La ruptura del contrato social
Palacio señala que la falta de prosperidad compartida hace que la libertad se perciba como una farsa, debilitando la fe en el Estado de Derecho y alimentando el malestar popular. Los políticos populistas han aprovechado esta frustración para politizar los sistemas judiciales, mientras que las instituciones de la Unión Europea se muestran fragmentadas o débiles para actuar con eficacia.

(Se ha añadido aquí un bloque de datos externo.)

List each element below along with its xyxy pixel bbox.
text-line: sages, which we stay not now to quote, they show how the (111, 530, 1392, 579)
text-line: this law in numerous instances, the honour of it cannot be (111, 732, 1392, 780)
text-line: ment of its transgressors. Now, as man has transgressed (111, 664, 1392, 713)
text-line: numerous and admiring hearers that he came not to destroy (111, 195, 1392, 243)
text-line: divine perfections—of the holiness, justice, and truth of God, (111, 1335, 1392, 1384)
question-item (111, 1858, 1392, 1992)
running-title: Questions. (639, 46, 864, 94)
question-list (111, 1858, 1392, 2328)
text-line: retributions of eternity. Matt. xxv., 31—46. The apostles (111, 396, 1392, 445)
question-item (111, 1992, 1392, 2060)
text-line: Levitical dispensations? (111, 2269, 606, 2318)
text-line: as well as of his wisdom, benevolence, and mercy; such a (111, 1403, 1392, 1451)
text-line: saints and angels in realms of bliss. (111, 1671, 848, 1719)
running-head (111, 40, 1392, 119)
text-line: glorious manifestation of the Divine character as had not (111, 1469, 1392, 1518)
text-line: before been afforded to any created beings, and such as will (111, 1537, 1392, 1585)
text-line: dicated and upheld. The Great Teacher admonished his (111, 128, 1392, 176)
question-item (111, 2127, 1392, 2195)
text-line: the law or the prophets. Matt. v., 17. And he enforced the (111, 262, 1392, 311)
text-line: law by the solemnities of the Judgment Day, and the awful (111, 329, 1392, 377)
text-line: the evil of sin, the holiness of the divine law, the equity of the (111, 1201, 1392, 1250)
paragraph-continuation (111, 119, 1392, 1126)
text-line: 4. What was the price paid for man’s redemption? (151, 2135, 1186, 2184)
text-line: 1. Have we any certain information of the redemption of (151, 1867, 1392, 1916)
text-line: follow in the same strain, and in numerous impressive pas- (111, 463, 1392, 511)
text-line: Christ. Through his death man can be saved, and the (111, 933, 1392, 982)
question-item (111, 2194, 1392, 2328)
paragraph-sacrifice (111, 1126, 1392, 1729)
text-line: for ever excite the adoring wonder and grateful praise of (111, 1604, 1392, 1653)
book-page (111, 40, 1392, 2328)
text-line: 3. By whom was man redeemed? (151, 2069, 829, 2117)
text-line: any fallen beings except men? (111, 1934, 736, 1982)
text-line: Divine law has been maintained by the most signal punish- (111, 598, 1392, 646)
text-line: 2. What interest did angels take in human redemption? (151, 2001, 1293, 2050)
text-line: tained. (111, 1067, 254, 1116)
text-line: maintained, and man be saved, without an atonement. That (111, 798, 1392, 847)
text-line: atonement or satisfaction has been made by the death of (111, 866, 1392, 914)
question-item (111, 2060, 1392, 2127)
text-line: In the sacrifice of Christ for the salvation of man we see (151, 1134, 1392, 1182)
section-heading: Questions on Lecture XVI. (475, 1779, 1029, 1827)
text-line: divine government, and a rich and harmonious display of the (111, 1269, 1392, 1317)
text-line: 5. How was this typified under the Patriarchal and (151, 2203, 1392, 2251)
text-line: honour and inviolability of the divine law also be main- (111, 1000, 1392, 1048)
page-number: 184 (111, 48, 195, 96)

El Estado de Derecho en riesgo
El Estado de Derecho no es solo un conjunto de normas, sino el principio de sumisión de la fuerza a la razón. Sin él, el poder se vuelve arbitrario y la libertad se confunde con el deseo, permitiendo exigencias de decir cualquier cosa sin rendir cuentas. Los avances tecnológicos, como la inteligencia artificial, amenazan con agravar estas tendencias si no se regulan adecuadamente.
El espejismo autoritario
En lugar de fortalecer el Estado de Derecho, muchos ven el modelo autoritario como solución. China promueve su autoritarismo capitalista como superior, ofreciendo resultados inmediatos. Sin embargo, Palacio advierte que esa retórica oculta una realidad donde la ley sirve al gobernante y la libertad es prescindible. Aunque la democracia pueda parecer un precio pequeño a cambio de eficiencia, la pérdida de derechos es significativa.
El camino para Europa
Para resistir los cantos de sirena, Europa debe convertir su experiencia regulatoria en acción: desarrollar una arquitectura energética resiliente, funciones de seguridad y defensa sólidas, y una política industrial que no castigue la innovación. También debe ejercer una diplomacia que reúna a actores con ideas afines en torno a principios compartidos.
En última instancia, Europa debe restaurar y reequilibrar los tres pilares de su contrato social: una economía que cree oportunidades para todos, una política que restablezca la rendición de cuentas, y una cultura que reconozca la libertad como inseparable de la responsabilidad. No es nostalgia, sino un requisito para la estabilidad y el progreso futuros.